The location of the parcel — running along nearly a mile of the Peavine, and adjacent to State Trust Land in the Glassford Hill area — also will allow for expanded trail connectivity, Hosking said.

“It’s part of a bigger picture,” he said. With a trail to the summit of Glassford Hill in the works, for instance, the new parcel will allow for a connection with the Peavine.

Meanwhile, Hosking said, “We ask people to be patient. There’s a lot of work to be done in there.”

He told the Parks and Recreation Board that the entire six-mile network of trails could be complete within about a year.

Continued preservation efforts

Efforts to preserve the Granite Dells have been underway for years, and the city has bought a number of open space parcels over the years, including Willow and Watson lakes.

Joe Trudeau, Southwest advocate for the Center for Biological Diversity, commended the city for adding the crucial 160-acre parcel.

“It’s an incredibly valuable piece of open space to add to the city’s portfolio,” Trudeau said. “It is completely undeveloped and wild.”

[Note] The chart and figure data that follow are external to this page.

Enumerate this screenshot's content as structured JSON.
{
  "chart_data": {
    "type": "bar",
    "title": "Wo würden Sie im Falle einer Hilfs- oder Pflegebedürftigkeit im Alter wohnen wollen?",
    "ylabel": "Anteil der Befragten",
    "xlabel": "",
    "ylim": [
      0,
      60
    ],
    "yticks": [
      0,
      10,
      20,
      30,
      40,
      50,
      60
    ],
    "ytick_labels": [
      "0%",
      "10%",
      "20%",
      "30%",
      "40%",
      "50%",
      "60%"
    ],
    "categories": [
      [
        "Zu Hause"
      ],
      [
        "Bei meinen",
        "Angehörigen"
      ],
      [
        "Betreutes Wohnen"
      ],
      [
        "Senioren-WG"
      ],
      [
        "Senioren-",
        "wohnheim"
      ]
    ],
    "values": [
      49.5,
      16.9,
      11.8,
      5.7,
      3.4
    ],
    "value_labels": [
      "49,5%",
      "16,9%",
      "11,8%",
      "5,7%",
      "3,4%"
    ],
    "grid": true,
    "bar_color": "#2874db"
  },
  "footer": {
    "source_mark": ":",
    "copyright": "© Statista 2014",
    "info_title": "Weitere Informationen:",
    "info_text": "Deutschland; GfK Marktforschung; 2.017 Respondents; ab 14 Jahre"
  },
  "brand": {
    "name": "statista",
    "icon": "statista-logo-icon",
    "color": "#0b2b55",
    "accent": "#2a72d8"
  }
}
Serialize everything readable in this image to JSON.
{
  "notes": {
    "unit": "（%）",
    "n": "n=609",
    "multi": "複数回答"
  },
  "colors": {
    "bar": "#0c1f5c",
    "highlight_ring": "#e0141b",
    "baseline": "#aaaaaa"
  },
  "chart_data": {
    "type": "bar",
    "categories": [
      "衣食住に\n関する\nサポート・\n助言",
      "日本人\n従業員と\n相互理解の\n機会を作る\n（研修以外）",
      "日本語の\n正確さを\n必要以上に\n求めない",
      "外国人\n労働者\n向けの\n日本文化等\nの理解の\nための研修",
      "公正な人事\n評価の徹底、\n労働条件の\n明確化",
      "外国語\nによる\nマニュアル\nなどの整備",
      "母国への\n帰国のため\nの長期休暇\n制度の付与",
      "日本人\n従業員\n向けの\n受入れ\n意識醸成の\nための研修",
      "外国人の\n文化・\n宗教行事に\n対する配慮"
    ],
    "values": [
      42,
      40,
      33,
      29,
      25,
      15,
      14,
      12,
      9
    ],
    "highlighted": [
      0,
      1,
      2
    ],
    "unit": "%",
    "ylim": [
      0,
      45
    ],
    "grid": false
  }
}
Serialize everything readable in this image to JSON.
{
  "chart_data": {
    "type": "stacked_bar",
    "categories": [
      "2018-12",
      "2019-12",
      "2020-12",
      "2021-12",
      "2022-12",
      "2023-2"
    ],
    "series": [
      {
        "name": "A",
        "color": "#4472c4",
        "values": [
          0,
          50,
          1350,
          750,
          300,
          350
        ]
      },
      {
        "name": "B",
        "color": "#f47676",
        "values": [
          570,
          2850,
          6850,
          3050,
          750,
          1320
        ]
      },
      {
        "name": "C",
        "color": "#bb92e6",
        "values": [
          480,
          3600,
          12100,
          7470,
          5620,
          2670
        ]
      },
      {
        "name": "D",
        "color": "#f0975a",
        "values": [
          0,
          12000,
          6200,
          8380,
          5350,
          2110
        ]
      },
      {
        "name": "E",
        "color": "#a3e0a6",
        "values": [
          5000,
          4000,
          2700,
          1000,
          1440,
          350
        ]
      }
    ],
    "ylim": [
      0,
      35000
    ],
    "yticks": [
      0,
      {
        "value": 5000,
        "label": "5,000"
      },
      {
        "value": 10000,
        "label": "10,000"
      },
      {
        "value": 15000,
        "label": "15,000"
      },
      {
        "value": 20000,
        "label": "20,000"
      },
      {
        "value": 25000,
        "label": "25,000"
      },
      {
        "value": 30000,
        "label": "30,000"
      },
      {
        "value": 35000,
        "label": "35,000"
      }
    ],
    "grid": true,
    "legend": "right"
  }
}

Still, Trudeau said, “In my opinion, the job is far from over.”

A political action committee, Save the Dells (www.savethedells.org), has formed, he said, to get the word out about the remaining Dells parcels that should be preserved as well.

He cited parcels such as remaining Storm Ranch North acreage, as well as Dells-area land owned by the Arizona Eco Development company, which earlier announced plans to build homes on two parcels, one of which includes the iconic Point of Rocks site.

“There is nowhere in the world quite like the Dells,” Trudeau said. The intent of the Save the Dells group is “to show the city and developers that it is in the best interest of the community to protect the Dells,” he said.

Mengarelli said he sees the importance of such an effort.

“With Arizona Eco Development potentially coming into the city this year, I want to do everything we can to preserve as much of the Dells as possible and continue to develop trails,” Mengarelli said.

He referred to the Dells as an “important destination for residents as well as visitors.”